I have not tested, but the following may work:

{{% set jqfilter = '[.spec.deschedulingIntervalSeconds]' %}}

template:
  name: yamlfile_value
  vars:
    ocp_data: "true"
    filepath: {{{ openshift_filtered_path('/apis/operator.openshift.io/v1/namespaces/openshift-kube-descheduler-operator/kubedeschedulers/cluster', jqfilter) }}}
    yamlpath: "[:]"
    check_existence: "all_exist"
    entity_check: "all"
    values:
      - value: 3600
        type: "int"
        operation: "less than"

For more info about the template's capability, check https://complianceascode.readthedocs.io/en/latest/templates/template_reference.html#yamlfile-value

[ermeratos]

I think I tried these options "<" '<' and \<

Thanks for the suggestion. The problem is that I am also checking for another key and only if both statements are true the check is compliant. This is my full jqfilter:
{{% set jqfilter = '[if (any(.spec.profiles[]; . =="LifecycleAndUtilization")) == true and ((.spec.deschedulingIntervalSeconds <= {{.kube_descheduler_interval}}) == true) then true else false end]' %}}

[yuumasato]

@ermeratos You might want to separate the two checks into their own rules; or,
if one of the checks can be considered an applicability condition for the other check, it could be made into a platform check. When the applicability check is false, the rule results is not applicable, instead of PASS/FAIL.
I'm just not sure how well the applicability check will work with jqfilters.
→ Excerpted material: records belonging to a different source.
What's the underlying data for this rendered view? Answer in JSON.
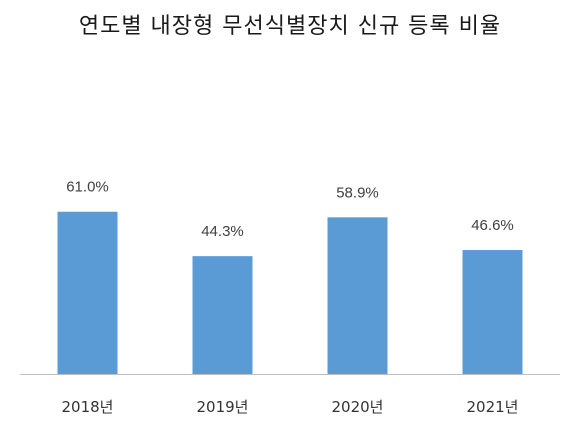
{
  "chart_data": {
    "type": "bar",
    "title": "연도별 내장형 무선식별장치 신규 등록 비율",
    "xlabel": "",
    "ylabel": "",
    "categories": [
      "2018년",
      "2019년",
      "2020년",
      "2021년"
    ],
    "values": [
      61.0,
      44.3,
      58.9,
      46.6
    ],
    "value_labels": [
      "61.0%",
      "44.3%",
      "58.9%",
      "46.6%"
    ],
    "unit": "%",
    "ylim": [
      0,
      100
    ],
    "grid": false,
    "legend": "none",
    "bar_color": "#5b9bd5",
    "axis_color": "#bfbfbf"
  }
}
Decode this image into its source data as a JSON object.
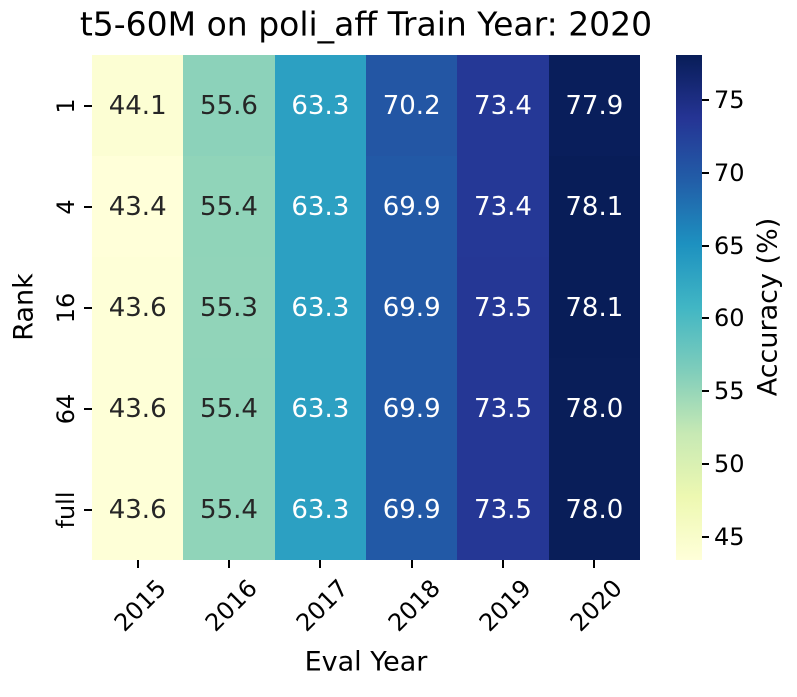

Did the xml escaping suggestion work for you?

[ermeratos]

I wanted to prevent the two checks from being separated. Thank you for the tip about the platform check, I might try that out.

I completely missed your info about the XML escape, otherwise I could have tested it earlier. Because it actually works with <. Even <= seems to be working.